Bałtyk jest otwartym morzem śródlądowym, "wciśniętym" w
północno-wschodnią Europę. Łączy się z Oceanem Atlantyckim poprzez cieśniny. Rozciąga się południkowo w prawie prostej linii o długości ok. 1300 km, przyjmując za punkty skrajne Gdańsk i Haparendę
(szwedzką stację meteorologiczną). Rozciągłość równoleżnikowa jest prawie o połowę krótsza i wynosi ok. 700 km, od Półwyspu Jutlandzkiego do wschodniego brzegu Bałtyku Południowego w okolicach Kłajpedy. W
zlewisku Bałtyku (o pow. 1721233 km2) żyje obecnie ok. 80 milionów ludzi, w tym 16 mln w pobliżu jego brzegów. Jest to terytorium dziewięciu wysoko uprzemysłowionych państw, których dążenie do rozwoju
gospodarczego spowodowało zanieczyszczenie morza. Na wybrzeżach Bałtyku powstało 60 aglomeracji miejskich, zaś we wszystkich państwach nadbałtyckich mieszka ok. 150 milionów ludzi, którzy wytwarzają 15
proc. produkcji przemysłowej świata. Największe ilości odprowadzanych zanieczyszczeń pochodzą z terytorium Polski (w stosunku do Danii, Szwecji, Finlandii i Niemiec). Jako kraj gęsto zaludniony (ok. 50
proc. mieszkańców obszaru zlewiska Bałtyku stanowią Polacy) i posiadający dużo ziemi uprawnej (ok. 50 proc. w zlewisku Bałtyku) mamy świadomość groźnych skutków zanieczyszczenia środowiska bałtyckiego.

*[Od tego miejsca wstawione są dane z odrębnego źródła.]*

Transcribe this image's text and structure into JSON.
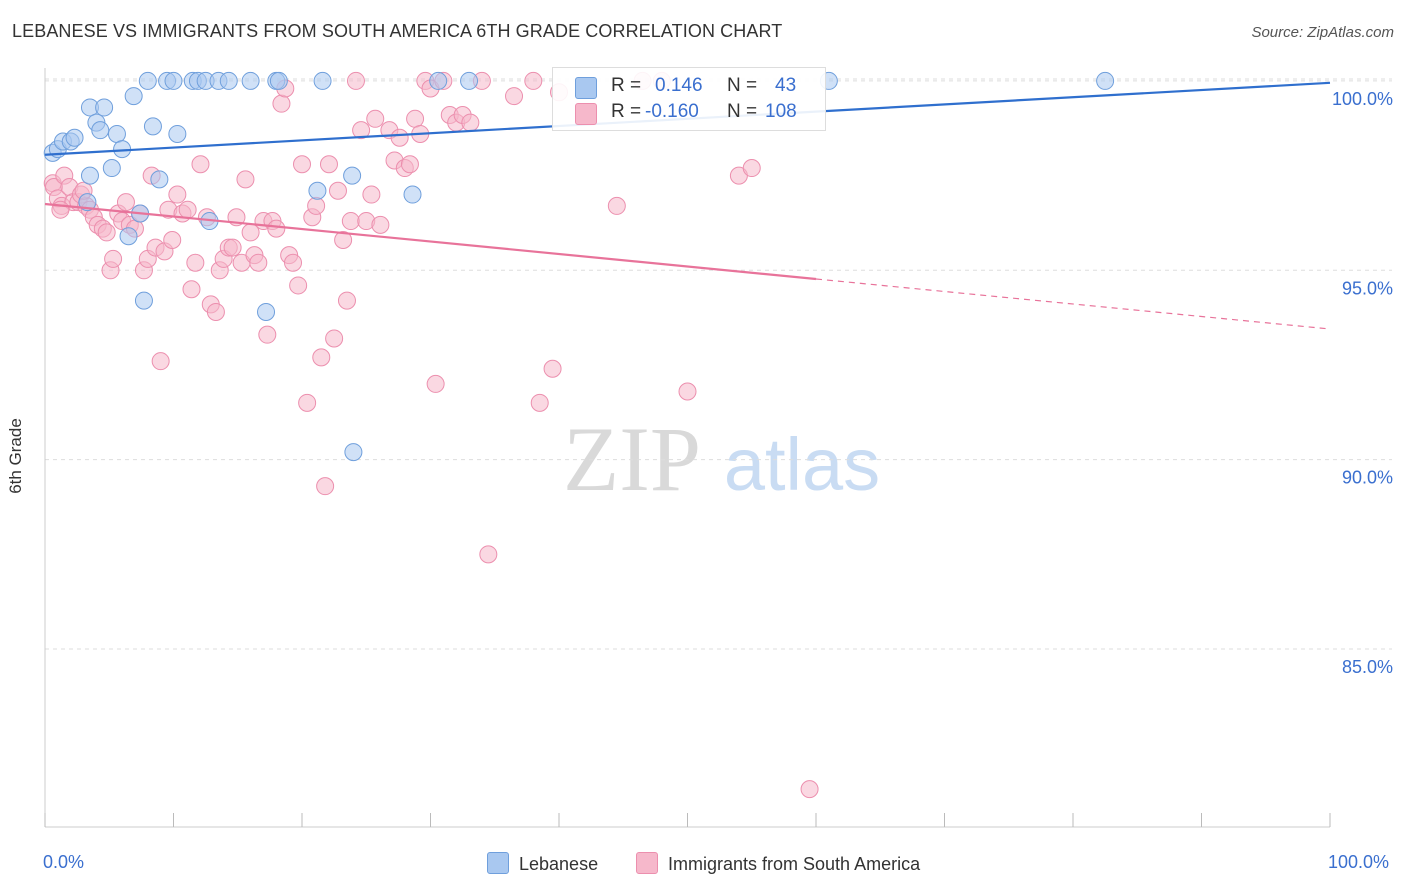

Państwa skandynawskie odprowadzają znaczne ilości ścieków pochodzących z przemysłu celulozowo-papierniczego, natomiast państwa byłego bloku socjalistycznego odprowadzają duże ilości ścieków komunalnych.
Cały Bałtyk odbiera nadmierne ilości związków azotu i fosforu pochodzących głównie z chemizacji rolnictwa, a także związki toksyczne oraz substancje pochodzące z przemysłu, spalania ropy naftowej i węgla
kamiennego oraz wywozu śmieci.
Najważniejszym problemem środowiskowym naszego morza jest eutrofizacja, czyli nadmierne użyźnienie spowodowane dopływem zbyt dużej ilości substancji odżywczych.
Obecnie, wiosną i latem, jako zjawisko wtórne pojawiły się duże warstwy fitoplanktonu. Ponieważ wody zatok: Gdańskiej i Pomorskiej są bezpośrednimi odbiorcami rzek Wisły i Odry, zaczynają one "kwitnąć
" z początkiem wiosny. Z zakwitem wód wiąże się zmniejszenie ich przezroczystości, a tym samym wypłycanie roślinności (z 20 m do 8 m głębokości). 1/6 powierzchni Bałtyku pokryta jest plamami niebiesko-
zielonych glonów. W Zatoce Puckiej zmalała populacja cennych gatunków ryb, a długo żyjące gatunki roślin ustąpiły krócej żyjącym. Proces eutrofizacji prowadzi również do redukcji tlenu w wodzie. Coraz
częściej dostrzega się toksyczną szkodliwość fitoplanktonu, wywołującą podrażnienia skóry czy uczulenie u kąpiących się ludzi. Drastyczny ubytek tlenu spowodowany rozkładem związków organicznych zagraża
tarliskom dorszy. W niektórych miejscach Bałtyku rozkład związków organicznych jest tak duży, że powstają procesy beztlenowe prowadzące do powstania siarkowodoru. Obecnie natlenienie Bałtyku wynosi tylko
0,1 ml/l (kilkadziesiąt lat temu wynosiło 1 ml/l).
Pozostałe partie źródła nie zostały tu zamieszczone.